Une arrivée : celle de Christophe Foucaud, que j’ai côtoyé à Toulouse, en équipe de France et à Bayonne. Il a de multiples compétences sur la kiné, ostéopathie, il s’intéresse à beaucoup de choses, l’hypnose, les techniques vibratoires. C’est une boule d’énergie , il est hyperpositif et il transmet de la bonne humeur. Mais avec lui, ma relation n’est pas qu’affective.

Avez-vous appelé des joueurs de l’effectif bordelais durant la saison dernière ?

Non, j’avais vécu cette situation quand j’entraînais Bayonne et que j’avais annoncé mon départ. J’avais ressenti de la déperdition d’énergie de certains joueurs avec le staff qui allait venir après moi. Comme je n’aime pas faire aux autres, ce que je n’aime pas qu’on me fasse, je me suis abstenu de tout contact en accord avec Laurent. Il y a eu une exception : j’ai parlé à Caleb Timu pour une éventuelle place de joker Coup du monde car il fallait qu’il se positionne. (NDLR : le joueur a finalement choisi d’aller à Clermont). Mais quand le clap de fin de la saison 2022-23 a résonné, je me suis entraîné avec certains joueurs, par groupes, et individuellement avec certains leaders, avec les internationaux aussi.

Parmi les recrues, le gros coup de l’UBB fut la venue de Damian Penaud. Que pouvez-vous nous dire à ce sujet ?

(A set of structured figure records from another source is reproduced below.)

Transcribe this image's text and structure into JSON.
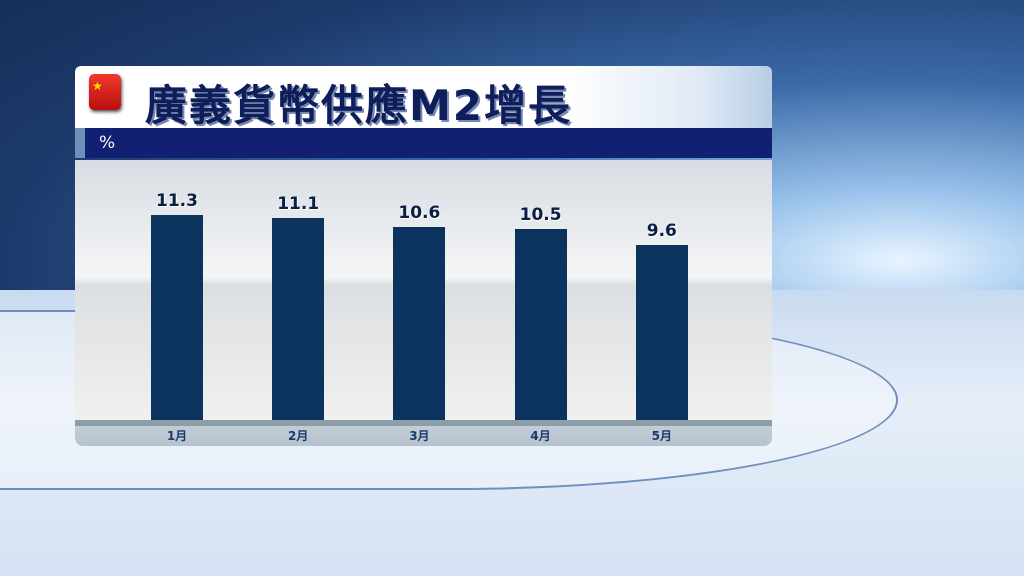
{
  "title": "廣義貨幣供應M2增長",
  "flag_icon": "china-flag",
  "chart_data": {
    "type": "bar",
    "title": "廣義貨幣供應M2增長",
    "ylabel": "%",
    "categories": [
      "1月",
      "2月",
      "3月",
      "4月",
      "5月"
    ],
    "values": [
      11.3,
      11.1,
      10.6,
      10.5,
      9.6
    ],
    "value_labels": [
      "11.3",
      "11.1",
      "10.6",
      "10.5",
      "9.6"
    ],
    "ylim": [
      0,
      14.3
    ],
    "grid": false,
    "bar_color": "#0b335e"
  }
}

Il a fallu lutter pour le convaincre et Laurent Marti a fait un boulot incroyable. . Nous sommes passés par beaucoup de sentiments. Nous n’étions pas favoris au départ, il a fallu rattraper ceux qui étaient devant nous et réussir un « cassé » pour gagner le sprint. À 27 ans, il est dans la plénitude de sa carrière.

Que pouvez-vous nous dire sur le pilier sud-africain Carlu Sadie ?

C’est un spécialiste de la mêlée fermée. Et nous avions des besoins à ce niveau. Mais il aura évidemment d’autres missions, en 2023, on ne peut pas se limiter à une seule tâche.

Et sur Alexandre Ricard, qui vient de Colomiers en Pro D2 ?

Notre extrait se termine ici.